Art. 25. A alteração da lotação ou exercício de servidor ou empregado para órgão ou entidade distinto daquele ao qual está vinculado, com fundamento no § 7º do art. 93 da Lei nº 8.112, de 1990 e Portaria nº 193/MP, de 3 de julho de 2018, vincula-se a determinação da Secretaria de Gestão e Desempenho de Pessoal do Ministério da Economia, com o propósito de promover o adequado dimensionamento da força de trabalho no âmbito do Poder Executivo federal.

§ 1º O ato de que trata o caput poderá ocorrer, dentre outras situações, em caso de necessidade ou interesse públicos ou por motivos de ordem técnica ou operacional.

§ 2º A alteração da lotação ou exercício de empregado ou servidor para compor força de trabalho é irrecusável e não depende da anuência prévia do órgão ou entidade ao qual ele está vinculado.

§ 3º Deverá haver prévia anuência da empresa, no caso de movimentação de empregado de empresa pública ou sociedade de economia mista não dependente de recursos do Tesouro Nacional para o custeio de despesas de pessoal ou para o custeio em geral.

Art. 26. A solicitação de movimentação de servidores ou empregados para o INSS nos termos do art. 25, será apresentada pela Presidência ao Órgão Central do Sistema de Pessoal Civil da Administração Federal - SIPEC, mediante:

I - justificativa clara e objetiva de que a movimentação contribuirá para o desenvolvimento das atividades executadas pelo INSS;

II - justificativa da necessidade do perfil profissional solicitado, em razão de suas características e qualificações; e

III - demonstração de compatibilidade das atividades a serem exercidas com o cargo ou emprego de origem do agente público.

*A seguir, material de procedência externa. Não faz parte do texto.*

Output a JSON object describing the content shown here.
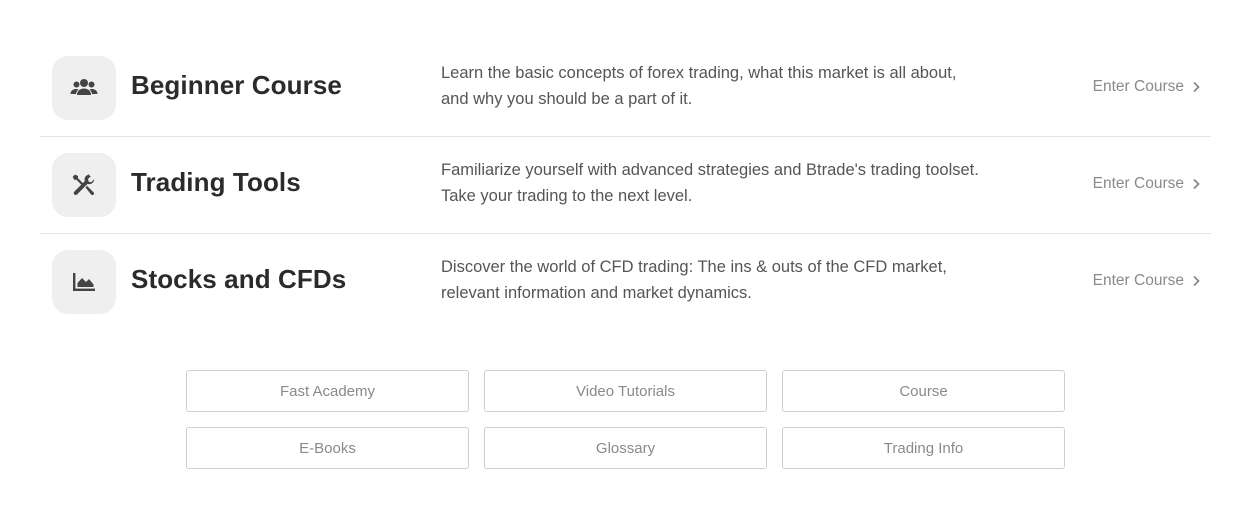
{
  "courses": [
    {
      "icon": "users-icon",
      "title": "Beginner Course",
      "description": "Learn the basic concepts of forex trading, what this market is all about, and why you should be a part of it.",
      "link_label": "Enter Course"
    },
    {
      "icon": "tools-icon",
      "title": "Trading Tools",
      "description": "Familiarize yourself with advanced strategies and Btrade's trading toolset. Take your trading to the next level.",
      "link_label": "Enter Course"
    },
    {
      "icon": "area-chart-icon",
      "title": "Stocks and CFDs",
      "description": "Discover the world of CFD trading: The ins & outs of the CFD market, relevant information and market dynamics.",
      "link_label": "Enter Course"
    }
  ],
  "nav_buttons": [
    "Fast Academy",
    "Video Tutorials",
    "Course",
    "E-Books",
    "Glossary",
    "Trading Info"
  ],
  "colors": {
    "icon_bg": "#efefef",
    "icon_fg": "#444444",
    "title": "#2b2b2b",
    "muted": "#8a8a8a",
    "divider": "#e4e4e4"
  }
}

Parágrafo único. Os procedimentos internos para a consecução da movimentação para compor força de trabalho serão disciplinados pela Diretoria de Gestão de Pessoas e Administração.

Art. 27. O rol de Órgãos e Entidades previsto no § 1º do art. 3º deverá ser revisto após transcorrido o prazo de um ano a contar da publicação desta IN.

Art. 28. Permanecem válidas as cessões regularmente efetivadas até a data da publicação desta IN para Órgãos e Entidades diversos daqueles previstos no § 1º do art. 3º.

Art. 29. Os pedidos de requisição apresentados pela Advocacia-Geral da União, nos termos do artigo 47 da Lei Complementar nº 73, de 10 de fevereiro de 1993, observarão o disposto na Portaria Interministerial MDS/AGU nº 2, de 1º de novembro de 2017.

Art. 30. Os Anexos desta IN serão publicados em Boletim de Serviço.

Art. 31. Fica revogada a Instrução Normativa nº 71/PRES/INSS, de 19 de novembro de 2013, publicada no Diário Oficial da União nº 225, Seção 1, pág. 43/44, de 20 de novembro de 2013.

Art. 32. Esta Instrução Normativa entra em vigor na data de sua publicação.